Writing Poems off Paintings

Today I will join other local poets and poetesses (hilarious word!) at Le Petit Trianon where, after the Mission Chamber Orchestra concert, we will share the poems we wrote in response to the painter’s exhibition.  Reading the poems aloud is not the part that interests me. Writing an ekphrasis poem to Liyuza Eisbach’s paintings, an artist I do not know, was an interesting process.

The images I selected had a similar composition, with a main subject off slightly to one side in the foreground and then a play of light and texture creating a perspective of landscape or lightscape in the background.  To write to a painting required a great deal of looking at and into the painting, and I began to be curious about what the painter had in mind.  What was happening with the palette, with the line choices, and with the feel of this work?

In the same way a character in a book sometimes causes me to want to know the author, the two subjects in the paintings I chose to write to made me want to know the artist.  What kind of person is she?  What experience prompted this piece.  Is there any correspondence between what I feel when I look at this picture and what the painter may have felt?

I took one painting at a time. And, of course, in my general writing style, I placed a barrage of words all over the page of legal pad.  I found words for words and nerded out for awhile on phrases.  Gradually I began to write and revise and revise a piece with some thread of narrative in it.

The poem couldn’t simply be my view of the painting.  It had to have some life of it’s own and still be true to the painting.  This was challenging.

I’d leave the draft alone and come back another day.  Take some phrases out, write some new ones.  Now the painting was familiar and my words could be managed better, as if I had the palette knife or brush in hand.

And, as with a painting, there comes a point when the writer must not overwork it.  A painting becomes muddy when overworked and can fill up with small non essentials.

I let go of my worry of misrepresenting the painter and released the painting to stand on its own, which of course, it always did. And somehow the words I shaped on the page began to stand on their own.  It was an interesting way to write poetry.

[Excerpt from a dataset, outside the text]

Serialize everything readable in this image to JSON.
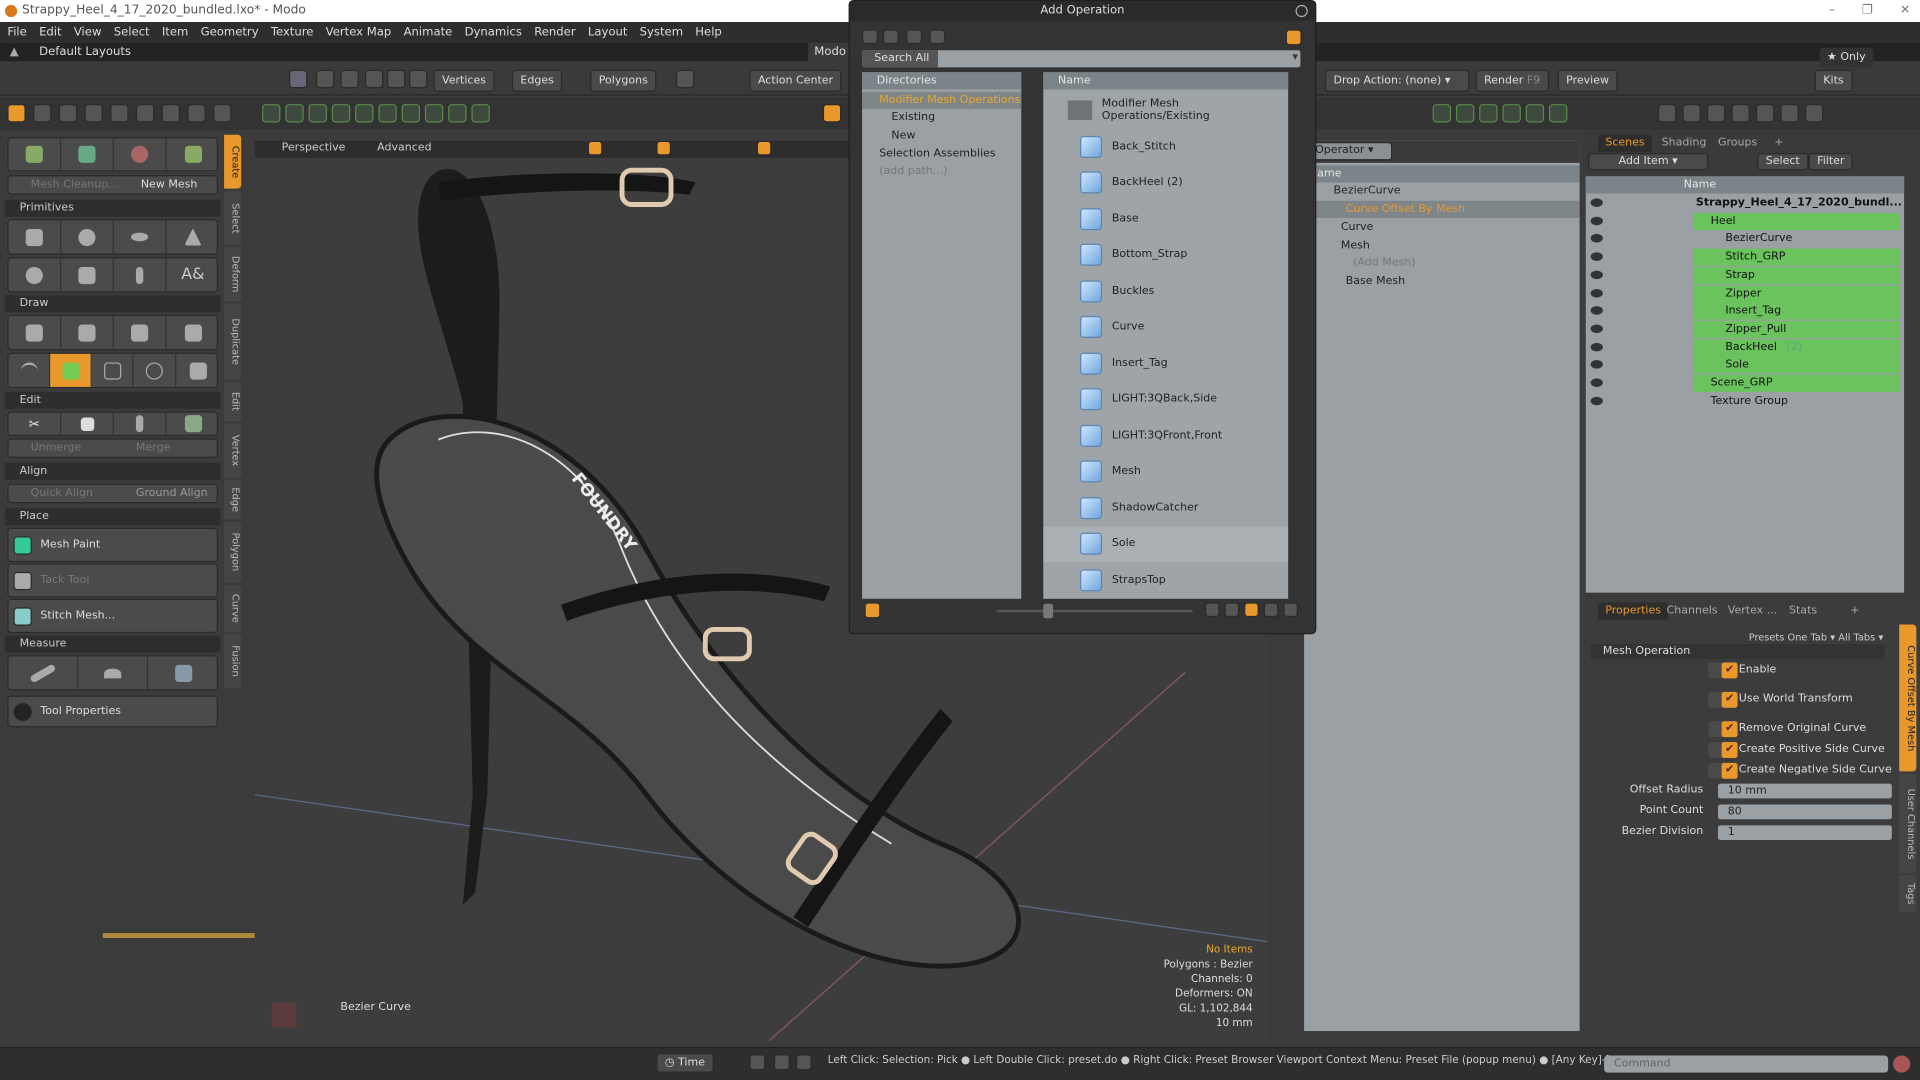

It felt like the layers of reading a good novel, or the meld of experiences when I travel.

Reflection

When I think in a primary palette

I sit on the blue brink

Of the next

Moment.

 

When I rest in bright confidence,

My reveries turn

Into a yellow fractal

Mirror.

 

When I layer red textures

The portrait glows

Breathing in the

Now.

 

Red, yellow, and a bit of blue.

 

When I lean into a future sense

A new bit of blue

Draws me

Forward.

 

When I think in a primary palette

Wearing a feather

In my cap

I muse.

 

Red, yellow, and a bit of blue.

 

Moment

Mirror

Now

Forward.

And the other painting:

Beached

From red clay in green woods

To the water’s edge

This shore speaks to me of time.

 

Here is a paradox

Of celestial motion and

Still life.

 

Now the evening gleams

Suspended in water and sky.

Sunset seems eternal.

 

Who drew this rowboat

Upon the rock beach

Mooring it in the crunch of gravel?

 

Who left this empty shell?

The craft casts a long shadow

So I should be hiking back.

 

Do not tempt me to make

More metaphors.

I won’t worry about the tide.

 

I’ll skip aspirations too because

This is not an endless river.

I’m beached on a lake shore.

 

2 responses to “Writing Poems off Paintings”

  1. Thank you, Katie.

    Like

  2. Laura, I just love your ekphrastic poetry. Your writing always inspires!